Graham: Some of that evidence I can’t talk about.
Jay: This is in the redacted pages.
Graham: But the fact that he had and exercised as aggressively as he did his special entrée at the White House raises questions about why was he using that special entrée, for instance, to get people who were persons of interest to U.S. intelligence and law enforcement out of the country before they could be interviewed.
Jay: So I’m going to say something which I think all you can do is say, I can’t comment on, but I’m going to say it. If you’re right—and I’m going to take what you said even a little further, which—if you are right that Bandar knew this was going on, then he’s sitting meeting with his friend President Bush regularly in the days leading up to 9/11 and either not saying anything or somehow does. I mean, I know you know there’s a lot of theory—and, I think, a lot of evidence that would at least require an inquiry—that there’s a deliberate attempt not to know. It’s not just lack of—just incompetency and—. I mean, to believe that it’s just incompetency, then you have to think it’s like the Keystone Cops of intelligence agencies: they’re just tripping all over each other. But that seems hard to believe.

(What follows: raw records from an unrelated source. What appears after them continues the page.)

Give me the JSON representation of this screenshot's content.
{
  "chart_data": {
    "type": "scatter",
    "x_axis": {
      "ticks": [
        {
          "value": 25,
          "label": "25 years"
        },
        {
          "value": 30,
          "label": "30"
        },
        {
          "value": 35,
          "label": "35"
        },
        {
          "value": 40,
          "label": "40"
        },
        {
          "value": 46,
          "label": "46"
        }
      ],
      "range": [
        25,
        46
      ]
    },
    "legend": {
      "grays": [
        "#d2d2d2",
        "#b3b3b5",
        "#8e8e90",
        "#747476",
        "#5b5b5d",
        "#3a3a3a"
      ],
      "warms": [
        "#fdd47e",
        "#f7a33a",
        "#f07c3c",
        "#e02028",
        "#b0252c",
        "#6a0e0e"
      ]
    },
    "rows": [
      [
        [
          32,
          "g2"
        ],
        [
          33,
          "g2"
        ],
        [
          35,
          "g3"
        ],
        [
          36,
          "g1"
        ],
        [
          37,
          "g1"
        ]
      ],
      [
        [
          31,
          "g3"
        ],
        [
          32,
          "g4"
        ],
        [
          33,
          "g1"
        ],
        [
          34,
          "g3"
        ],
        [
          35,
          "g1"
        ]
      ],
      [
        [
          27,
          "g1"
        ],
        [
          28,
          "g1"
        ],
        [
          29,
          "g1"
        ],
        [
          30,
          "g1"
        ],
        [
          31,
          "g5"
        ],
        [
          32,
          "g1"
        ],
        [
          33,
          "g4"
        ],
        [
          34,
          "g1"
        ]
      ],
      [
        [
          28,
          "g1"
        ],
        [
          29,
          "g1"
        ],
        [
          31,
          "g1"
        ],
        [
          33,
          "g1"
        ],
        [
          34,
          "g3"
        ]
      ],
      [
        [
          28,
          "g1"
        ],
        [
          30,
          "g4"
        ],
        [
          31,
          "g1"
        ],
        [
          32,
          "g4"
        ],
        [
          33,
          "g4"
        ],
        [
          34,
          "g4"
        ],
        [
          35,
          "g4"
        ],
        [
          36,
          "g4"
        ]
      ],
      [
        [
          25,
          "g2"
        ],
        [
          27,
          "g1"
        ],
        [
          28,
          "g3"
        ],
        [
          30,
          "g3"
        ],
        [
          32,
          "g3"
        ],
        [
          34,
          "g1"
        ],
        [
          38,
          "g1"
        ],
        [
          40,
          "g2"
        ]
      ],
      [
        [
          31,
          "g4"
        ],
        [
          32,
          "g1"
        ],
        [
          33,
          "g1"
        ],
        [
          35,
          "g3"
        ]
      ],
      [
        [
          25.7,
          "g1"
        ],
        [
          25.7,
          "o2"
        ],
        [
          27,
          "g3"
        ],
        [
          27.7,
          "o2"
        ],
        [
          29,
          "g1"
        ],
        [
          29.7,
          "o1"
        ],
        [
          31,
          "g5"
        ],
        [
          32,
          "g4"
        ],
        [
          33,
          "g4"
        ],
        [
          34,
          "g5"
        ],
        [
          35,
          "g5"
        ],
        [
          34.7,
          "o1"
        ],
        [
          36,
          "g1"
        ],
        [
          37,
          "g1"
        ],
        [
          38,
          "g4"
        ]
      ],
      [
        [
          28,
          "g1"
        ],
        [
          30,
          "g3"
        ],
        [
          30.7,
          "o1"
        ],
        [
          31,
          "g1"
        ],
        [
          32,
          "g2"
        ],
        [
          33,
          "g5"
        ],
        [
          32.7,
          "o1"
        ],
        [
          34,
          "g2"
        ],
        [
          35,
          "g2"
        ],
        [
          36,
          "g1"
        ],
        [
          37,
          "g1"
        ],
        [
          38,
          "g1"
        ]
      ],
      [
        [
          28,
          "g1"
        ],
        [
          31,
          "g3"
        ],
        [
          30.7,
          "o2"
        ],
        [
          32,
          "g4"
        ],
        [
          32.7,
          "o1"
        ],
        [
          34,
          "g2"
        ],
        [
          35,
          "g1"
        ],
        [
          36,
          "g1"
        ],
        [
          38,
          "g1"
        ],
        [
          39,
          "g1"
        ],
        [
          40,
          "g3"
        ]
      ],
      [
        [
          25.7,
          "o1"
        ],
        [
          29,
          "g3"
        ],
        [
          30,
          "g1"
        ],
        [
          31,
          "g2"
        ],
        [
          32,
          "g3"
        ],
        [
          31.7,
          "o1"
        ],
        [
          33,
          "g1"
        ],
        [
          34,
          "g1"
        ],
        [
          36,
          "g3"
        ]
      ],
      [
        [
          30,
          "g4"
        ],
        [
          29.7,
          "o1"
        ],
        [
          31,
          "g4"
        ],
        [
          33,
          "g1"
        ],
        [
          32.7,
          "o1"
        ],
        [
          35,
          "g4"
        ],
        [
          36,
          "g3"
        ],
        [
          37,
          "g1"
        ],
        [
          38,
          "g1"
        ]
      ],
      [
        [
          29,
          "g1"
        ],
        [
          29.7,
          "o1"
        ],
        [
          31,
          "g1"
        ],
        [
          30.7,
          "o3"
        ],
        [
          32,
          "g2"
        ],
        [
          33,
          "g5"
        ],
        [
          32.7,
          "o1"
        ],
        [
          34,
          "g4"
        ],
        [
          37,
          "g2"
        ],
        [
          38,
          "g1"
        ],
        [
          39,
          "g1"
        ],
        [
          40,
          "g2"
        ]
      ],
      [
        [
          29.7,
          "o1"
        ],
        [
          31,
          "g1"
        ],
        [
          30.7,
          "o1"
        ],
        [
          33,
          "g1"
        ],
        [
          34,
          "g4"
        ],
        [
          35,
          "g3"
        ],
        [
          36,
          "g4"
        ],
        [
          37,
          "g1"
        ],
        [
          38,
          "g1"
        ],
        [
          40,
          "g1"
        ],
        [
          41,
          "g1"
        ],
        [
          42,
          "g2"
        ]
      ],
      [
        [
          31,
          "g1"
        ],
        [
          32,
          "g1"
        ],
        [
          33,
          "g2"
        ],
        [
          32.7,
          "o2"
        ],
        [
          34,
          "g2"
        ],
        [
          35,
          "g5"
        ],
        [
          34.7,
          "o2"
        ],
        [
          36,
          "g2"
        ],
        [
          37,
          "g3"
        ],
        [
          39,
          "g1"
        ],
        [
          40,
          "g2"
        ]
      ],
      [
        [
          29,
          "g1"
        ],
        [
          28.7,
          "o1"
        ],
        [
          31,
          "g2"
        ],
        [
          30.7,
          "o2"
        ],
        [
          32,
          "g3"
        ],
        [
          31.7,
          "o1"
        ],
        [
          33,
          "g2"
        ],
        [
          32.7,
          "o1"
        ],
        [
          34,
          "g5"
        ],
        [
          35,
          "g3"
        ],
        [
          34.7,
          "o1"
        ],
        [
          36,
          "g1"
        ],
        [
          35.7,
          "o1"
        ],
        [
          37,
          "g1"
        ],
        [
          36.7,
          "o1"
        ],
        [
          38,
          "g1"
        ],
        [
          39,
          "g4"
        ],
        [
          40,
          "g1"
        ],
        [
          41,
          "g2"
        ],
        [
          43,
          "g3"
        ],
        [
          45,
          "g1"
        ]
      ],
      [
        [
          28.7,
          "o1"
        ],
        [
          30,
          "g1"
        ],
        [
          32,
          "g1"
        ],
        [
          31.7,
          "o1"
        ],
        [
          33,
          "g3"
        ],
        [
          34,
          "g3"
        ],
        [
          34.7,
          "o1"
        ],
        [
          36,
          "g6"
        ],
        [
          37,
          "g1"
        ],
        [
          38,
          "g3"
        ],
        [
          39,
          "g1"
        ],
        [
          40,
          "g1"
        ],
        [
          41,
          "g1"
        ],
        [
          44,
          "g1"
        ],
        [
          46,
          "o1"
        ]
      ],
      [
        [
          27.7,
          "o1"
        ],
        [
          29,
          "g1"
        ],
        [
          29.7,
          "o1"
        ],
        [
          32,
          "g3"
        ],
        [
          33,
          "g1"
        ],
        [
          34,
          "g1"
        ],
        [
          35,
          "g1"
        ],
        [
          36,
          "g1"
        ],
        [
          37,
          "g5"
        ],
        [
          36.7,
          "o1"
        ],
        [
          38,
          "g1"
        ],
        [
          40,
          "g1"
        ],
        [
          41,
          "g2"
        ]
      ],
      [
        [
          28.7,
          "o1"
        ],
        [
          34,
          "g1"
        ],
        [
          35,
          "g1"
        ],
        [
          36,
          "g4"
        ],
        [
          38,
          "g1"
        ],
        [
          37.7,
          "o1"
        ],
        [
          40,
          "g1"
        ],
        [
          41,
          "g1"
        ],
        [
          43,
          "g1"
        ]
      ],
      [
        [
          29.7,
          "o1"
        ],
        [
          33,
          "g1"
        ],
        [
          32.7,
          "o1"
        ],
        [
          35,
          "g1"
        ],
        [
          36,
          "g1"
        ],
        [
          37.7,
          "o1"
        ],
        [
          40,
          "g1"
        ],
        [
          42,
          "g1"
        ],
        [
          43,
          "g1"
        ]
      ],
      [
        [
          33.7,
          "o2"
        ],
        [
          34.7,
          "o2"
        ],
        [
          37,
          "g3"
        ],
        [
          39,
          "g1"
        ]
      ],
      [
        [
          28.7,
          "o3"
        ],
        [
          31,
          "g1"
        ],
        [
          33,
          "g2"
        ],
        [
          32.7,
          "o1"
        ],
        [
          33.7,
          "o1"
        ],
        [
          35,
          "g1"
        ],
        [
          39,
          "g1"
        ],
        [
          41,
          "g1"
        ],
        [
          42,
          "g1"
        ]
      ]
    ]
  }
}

Graham: Well, and also the fact that it was so pervasive that virtually all of the agencies of the federal government were moving in the same direction, from a customs agent at an airport in Orlando who was chastised when he denied entry into the United States to a Saudi, to the president of the United States authorizing large numbers of Saudis to leave the country, possibly denying us forever important insights and information on what happened. You don’t have everybody moving in the same direction without there being a head coach somewhere who was giving them instructions as to where he wants them to move.
Jay: So that includes before and after the events.
Graham: Primarily before the event. After the event, it shifts from being an action that supports the activities of the Saudis to actions that cover up the results of that permission given to the Saudis to act.
Jay: So I’ll put you a little bit on the spot here. Would it be—in this new commission that we hope comes, would it be a legitimate line of inquiry into whether President Bush and/or Vice President Cheney knew something might be coming and didn’t do anything about it, in fact may have actually taken action in the sense of creating a culture of not wanting to know?
Graham: Well, without by giving this answer inferring that I believe that they did in fact have reason to believe that this attack was about to occur and made a conscious decision to suppress that information, if there were any evidence—and to my knowledge there is none—of course that would be a line of inquiry that would be central to answering the question of what was the Saudis’ role and why did the United States cover it up.
Jay: Thanks very much for joining us, Senator Graham.
Graham: Thank you. I appreciate the opportunity to talk about some issues that, although it’s been more than a decade ago when this horrific event occurred, I think have real consequences to U.S. actions today.
Jay: There is so much detail to all of this, and particularly a lot of detail in Senator Graham’s book. So I urge you to get the book. It’s Intelligence Matters. And you’ll see a lot of the things we couldn’t explore in this interview in the book.
Thanks very much for joining us on Reality Asserts Itself on The Real News Network.